Where the ease of use works against the game, however - and in fact this problem undermines the whole experience for me - is that the Campaign part of the game is over so quickly. The three areas with five sub-levels are sadly a fleeting experience and this is only emphasised by the fact that Chair Entertainment have seen fit to give you infinite lives, so the only way you can die is to lose all five checkpoints at once, which won't happen too often. Although the level design is excellent - offering multiple routes from checkpoint to checkpoint and thus opening the game up tactically instead of a pure blast-'em-up - there just simply isn't enough of them to warrant the 800 points being charged. However, if multiplayer is your thing then this is the game for you.
Supporting up to 16 players at any one time this game is perfect for getting a few friends, and soon friends of friends etc., together and battling it out over the digital network megaverse that is XBL. As mentioned earlier, for such a small (50MB) and simple game the level design is perfect for multiple entry points and the tide can turn in your favour several times throughout a match making them intense and giving you, the gamer, that gritted-teeth grin on your face that all games should do.
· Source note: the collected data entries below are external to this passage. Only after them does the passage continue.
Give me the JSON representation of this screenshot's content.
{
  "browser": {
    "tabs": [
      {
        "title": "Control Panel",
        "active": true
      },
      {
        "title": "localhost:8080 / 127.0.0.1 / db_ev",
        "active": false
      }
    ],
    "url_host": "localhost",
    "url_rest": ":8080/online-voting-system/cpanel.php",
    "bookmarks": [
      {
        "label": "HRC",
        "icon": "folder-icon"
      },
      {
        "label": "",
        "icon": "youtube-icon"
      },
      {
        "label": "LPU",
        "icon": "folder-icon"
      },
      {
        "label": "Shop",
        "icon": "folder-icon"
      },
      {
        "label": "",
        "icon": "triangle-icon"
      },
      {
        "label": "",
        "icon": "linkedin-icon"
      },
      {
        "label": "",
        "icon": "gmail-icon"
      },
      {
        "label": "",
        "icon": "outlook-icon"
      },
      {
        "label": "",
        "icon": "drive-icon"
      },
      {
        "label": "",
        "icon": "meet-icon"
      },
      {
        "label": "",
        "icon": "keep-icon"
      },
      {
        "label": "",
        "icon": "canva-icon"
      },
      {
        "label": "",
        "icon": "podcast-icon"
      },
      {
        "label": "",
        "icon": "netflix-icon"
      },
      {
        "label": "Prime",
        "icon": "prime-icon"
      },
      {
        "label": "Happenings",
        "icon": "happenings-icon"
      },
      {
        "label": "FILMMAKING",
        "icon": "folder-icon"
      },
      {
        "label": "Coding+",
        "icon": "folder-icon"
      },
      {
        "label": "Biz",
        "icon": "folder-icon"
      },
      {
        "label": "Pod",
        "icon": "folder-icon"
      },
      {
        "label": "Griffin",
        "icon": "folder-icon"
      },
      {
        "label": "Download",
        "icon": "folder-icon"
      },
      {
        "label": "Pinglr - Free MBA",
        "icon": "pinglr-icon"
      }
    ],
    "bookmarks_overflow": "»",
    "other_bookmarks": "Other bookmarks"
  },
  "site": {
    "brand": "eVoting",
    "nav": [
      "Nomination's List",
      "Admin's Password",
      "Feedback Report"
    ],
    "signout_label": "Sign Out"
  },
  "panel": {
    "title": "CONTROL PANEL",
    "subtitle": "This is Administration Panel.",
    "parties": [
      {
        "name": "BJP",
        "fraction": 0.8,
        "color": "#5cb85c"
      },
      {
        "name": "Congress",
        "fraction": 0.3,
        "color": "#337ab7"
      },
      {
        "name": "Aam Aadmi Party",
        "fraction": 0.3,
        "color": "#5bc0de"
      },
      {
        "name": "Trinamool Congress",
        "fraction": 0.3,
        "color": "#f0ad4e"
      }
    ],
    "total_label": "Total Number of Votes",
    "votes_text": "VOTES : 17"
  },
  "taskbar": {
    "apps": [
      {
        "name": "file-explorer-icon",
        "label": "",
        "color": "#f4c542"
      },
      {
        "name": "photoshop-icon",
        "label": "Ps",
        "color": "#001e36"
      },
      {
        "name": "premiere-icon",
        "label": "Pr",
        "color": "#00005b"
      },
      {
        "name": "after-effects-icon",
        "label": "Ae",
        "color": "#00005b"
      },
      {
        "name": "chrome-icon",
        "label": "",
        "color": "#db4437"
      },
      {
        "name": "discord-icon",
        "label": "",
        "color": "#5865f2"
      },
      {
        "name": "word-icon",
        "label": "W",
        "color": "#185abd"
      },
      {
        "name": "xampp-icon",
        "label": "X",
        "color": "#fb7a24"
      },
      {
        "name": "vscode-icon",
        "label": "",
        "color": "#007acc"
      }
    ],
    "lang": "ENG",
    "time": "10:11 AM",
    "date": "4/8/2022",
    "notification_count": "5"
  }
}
Graphically for something so diminutive in file size it's highly stylised, and the levels all have their own unique look and feel. Your different vessels each have bright and satisfactory looking firepower and when you've got a dozen ships on the screen at once, each trying to blow the other into kingdom come, it's a sight to behold. So much phosphorous goodness! All this runs without a frame-rate drop in sight and the tearing brigade can get off their picket lines as they won't find anything to rally about this week. Unfortunately when the action gets heated and you've chosen the nippiest of your underwater boats it becomes rather hard to see exactly where you are at times but this only really adds to the complete chaos unfolding in front of you. It's a minor niggle but worth a mention.
The Ebenezer Scrooge in me still feels that 800 points is a rather large sum for a two to three hour single-player experience. And being a cynical old goat multiplayer is only really fun when you're playing with friends, and if everyone on your Friends List is currently trawling through Mass Effect then you're faced with a trip into random city and those 'unknowns' on Xbox Live really do scare me quite frankly. Anyway, back to the silliness. Undertow is a fun, no-brainer and is a welcome addition to Xbox Live. Make sure you convince a couple of mates to fork out for it as well and you'll have a blast.